Di balik itu semua, Sleman menyimpan kekayaan budaya yang hidup dan terus di wariskan antargenerasi. Sejumlah upacara adat khas Sleman hingga kini masih di jalankan dengan penuh khidmat, mencerminkan nilai spiritual, kebersamaan sosial, serta penghormatan terhadap leluhur dan alam.
Berikut adalah enam upacara adat utama yang menjadi ciri khas budaya masyarakat Sleman, serta warisan budaya tak benda yang memperkuat identitas daerah ini.
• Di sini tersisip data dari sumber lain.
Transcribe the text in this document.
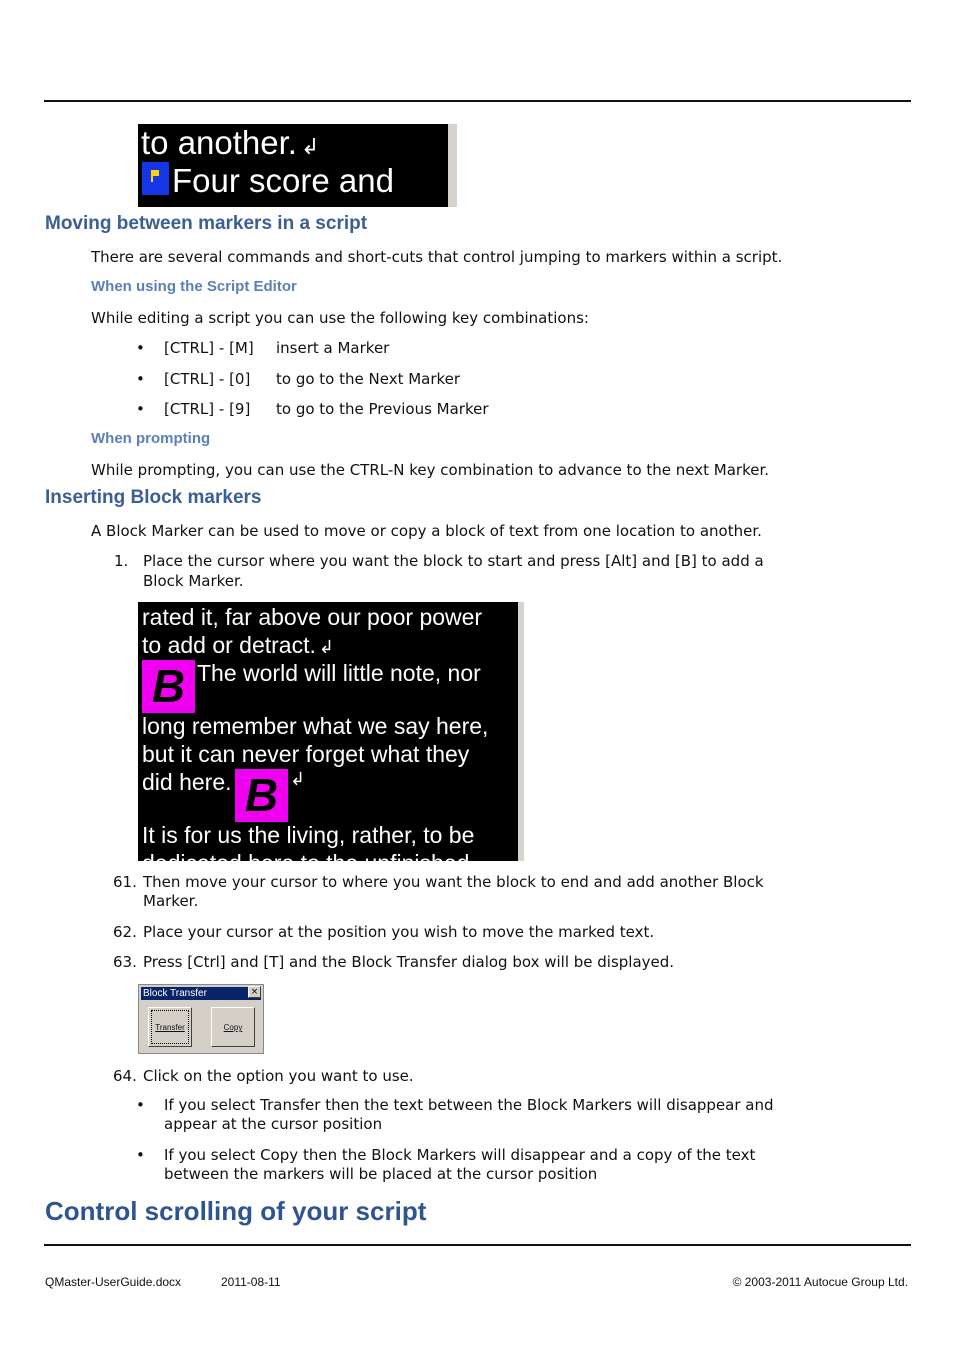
to another. ↲
Four score and
Moving between markers in a script
There are several commands and short-cuts that control jumping to markers within a script.
When using the Script Editor
While editing a script you can use the following key combinations:
• [CTRL] - [M] insert a Marker
• [CTRL] - [0] to go to the Next Marker
• [CTRL] - [9] to go to the Previous Marker
When prompting
While prompting, you can use the CTRL-N key combination to advance to the next Marker.
Inserting Block markers
A Block Marker can be used to move or copy a block of text from one location to another.
1. Place the cursor where you want the block to start and press [Alt] and [B] to add a
Block Marker.
rated it, far above our poor power
to add or detract. ↲
B The world will little note, nor
long remember what we say here,
but it can never forget what they
did here. B ↲
It is for us the living, rather, to be
dedicated here to the unfinished
61. Then move your cursor to where you want the block to end and add another Block
Marker.
62. Place your cursor at the position you wish to move the marked text.
63. Press [Ctrl] and [T] and the Block Transfer dialog box will be displayed.
Block Transfer	×
Transfer	Copy
64. Click on the option you want to use.
• If you select Transfer then the text between the Block Markers will disappear and
appear at the cursor position
• If you select Copy then the Block Markers will disappear and a copy of the text
between the markers will be placed at the cursor position
Control scrolling of your script
QMaster-UserGuide.docx	2011-08-11	© 2003-2011 Autocue Group Ltd.
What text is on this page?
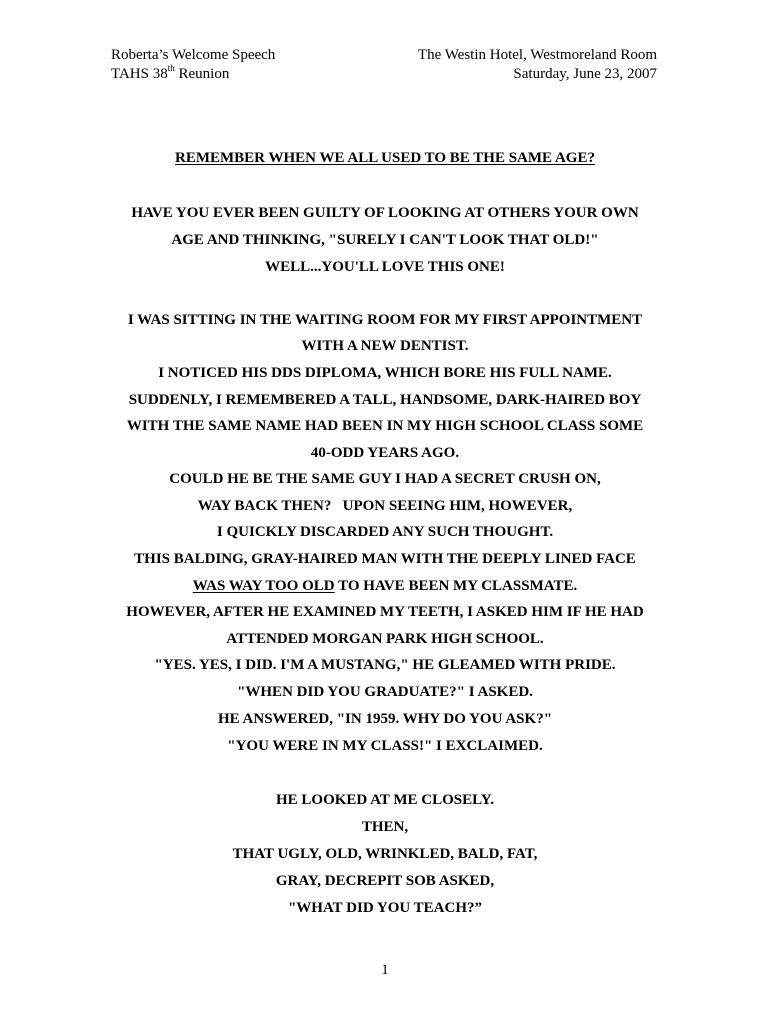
Roberta’s Welcome Speech
TAHS 38th Reunion
The Westin Hotel, Westmoreland Room
Saturday, June 23, 2007
REMEMBER WHEN WE ALL USED TO BE THE SAME AGE?
HAVE YOU EVER BEEN GUILTY OF LOOKING AT OTHERS YOUR OWN
AGE AND THINKING, "SURELY I CAN'T LOOK THAT OLD!"
WELL...YOU'LL LOVE THIS ONE!
I WAS SITTING IN THE WAITING ROOM FOR MY FIRST APPOINTMENT
WITH A NEW DENTIST.
I NOTICED HIS DDS DIPLOMA, WHICH BORE HIS FULL NAME.
SUDDENLY, I REMEMBERED A TALL, HANDSOME, DARK-HAIRED BOY
WITH THE SAME NAME HAD BEEN IN MY HIGH SCHOOL CLASS SOME
40-ODD YEARS AGO.
COULD HE BE THE SAME GUY I HAD A SECRET CRUSH ON,
WAY BACK THEN?   UPON SEEING HIM, HOWEVER,
I QUICKLY DISCARDED ANY SUCH THOUGHT.
THIS BALDING, GRAY-HAIRED MAN WITH THE DEEPLY LINED FACE
WAS WAY TOO OLD TO HAVE BEEN MY CLASSMATE.
HOWEVER, AFTER HE EXAMINED MY TEETH, I ASKED HIM IF HE HAD
ATTENDED MORGAN PARK HIGH SCHOOL.
"YES. YES, I DID. I'M A MUSTANG," HE GLEAMED WITH PRIDE.
"WHEN DID YOU GRADUATE?" I ASKED.
HE ANSWERED, "IN 1959. WHY DO YOU ASK?"
"YOU WERE IN MY CLASS!" I EXCLAIMED.
HE LOOKED AT ME CLOSELY.
THEN,
THAT UGLY, OLD, WRINKLED, BALD, FAT,
GRAY, DECREPIT SOB ASKED,
"WHAT DID YOU TEACH?”
1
6 Upacara Khas Budaya Masyarakat Sleman
1. Saparan Bekakak Gamping
Di laksanakan setiap hari Jumat di bulan Sapar dalam penanggalan Jawa, Saparan Bekakak merupakan ritual penting yang di gelar di Dusun Ambarketawang, Kecamatan Gamping.
Upacara ini mengenang Kiai Wirosuto, seorang abdi dalem Sri Sultan Hamengkubuwono I yang gugur tertimbun longsor saat menambang batu kapur di Gunung Gamping.
Sebagai bentuk penghormatan, masyarakat membuat sepasang boneka bekakak dari ketan—berwujud pengantin Jawa yang mewakili Kiai dan Nyai Wirosuto. Boneka ini kemudian di arak dalam kirab budaya lengkap dengan gunungan hasil bumi, prajurit berkuda, serta pertunjukan seni rakyat.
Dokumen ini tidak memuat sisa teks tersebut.